A little reflection will show that trees cannot be fractals in the strict sense, because they do not branch forever – there is a minimum twig size, and a maximum trunk size, no matter which tree you look at. But within this size range, are trees approximately fractals? Do the same branching rules apply for the small branches as for the large ones? This is a surprisingly hard question – to find out, you’d have to measure the sizes and positions of all the branches in a tree, and compare the branching rules for every level of branching. This can add up to thousands of branches very easily – imagine keeping track of every single one! And the problem gets worse, because most scientists would want to see replication (do the same results hold for multiple trees of the same species) and generality (does the result hold for multiple species). There are some researchers in my group who are working on testing these ideas right now, but they haven’t published their results yet – so stay tuned!

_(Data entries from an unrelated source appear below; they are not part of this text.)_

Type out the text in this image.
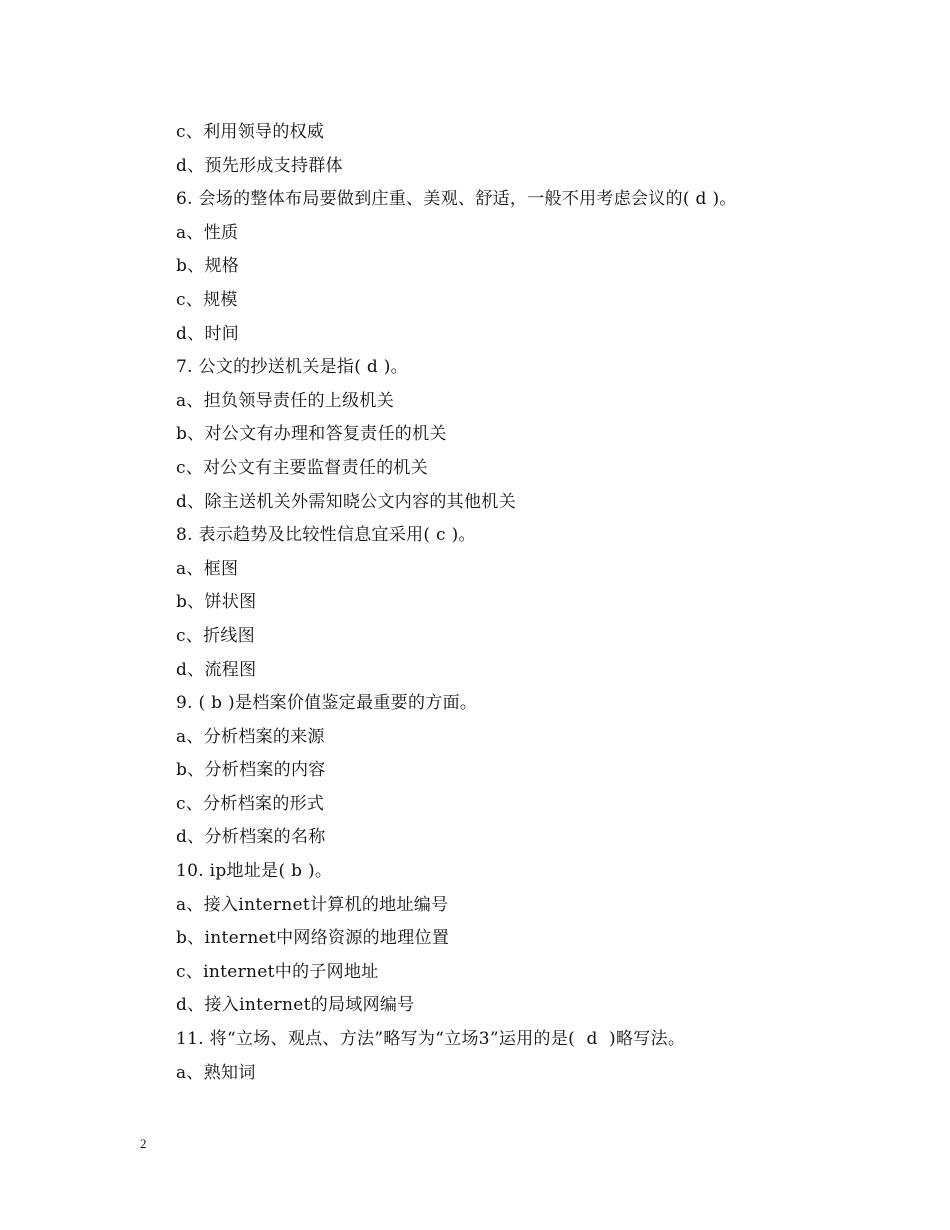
c、利用领导的权威
d、预先形成支持群体
6. 会场的整体布局要做到庄重、美观、舒适，一般不用考虑会议的( d )。
a、性质
b、规格
c、规模
d、时间
7. 公文的抄送机关是指( d )。
a、担负领导责任的上级机关
b、对公文有办理和答复责任的机关
c、对公文有主要监督责任的机关
d、除主送机关外需知晓公文内容的其他机关
8. 表示趋势及比较性信息宜采用( c )。
a、框图
b、饼状图
c、折线图
d、流程图
9. ( b )是档案价值鉴定最重要的方面。
a、分析档案的来源
b、分析档案的内容
c、分析档案的形式
d、分析档案的名称
10. ip地址是( b )。
a、接入internet计算机的地址编号
b、internet中网络资源的地理位置
c、internet中的子网地址
d、接入internet的局域网编号
11. 将“立场、观点、方法”略写为“立场3”运用的是(  d  )略写法。
a、熟知词
2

There is a weaker way to determine if trees are fractals – you can make a mathematical model that predicts several properties of trees (like how many leaves they should have, or how much carbon they use) based on their size and their branching rules. If these predictions are confirmed by observations, then it is reasonable to think trees might be approximately fractal. There is a large controversy over these measurements – they seem to work better for large trees than small ones, suggesting that small trees are not very fractal-like. Of course there is another option, too – another mathematical model (that has nothing to do with fractals) could make the exact same predictions. Until we can rule out all other theories, we are left without any definite conclusion. We will have to wait for the detailed measurements of all the branches in many species to be sure!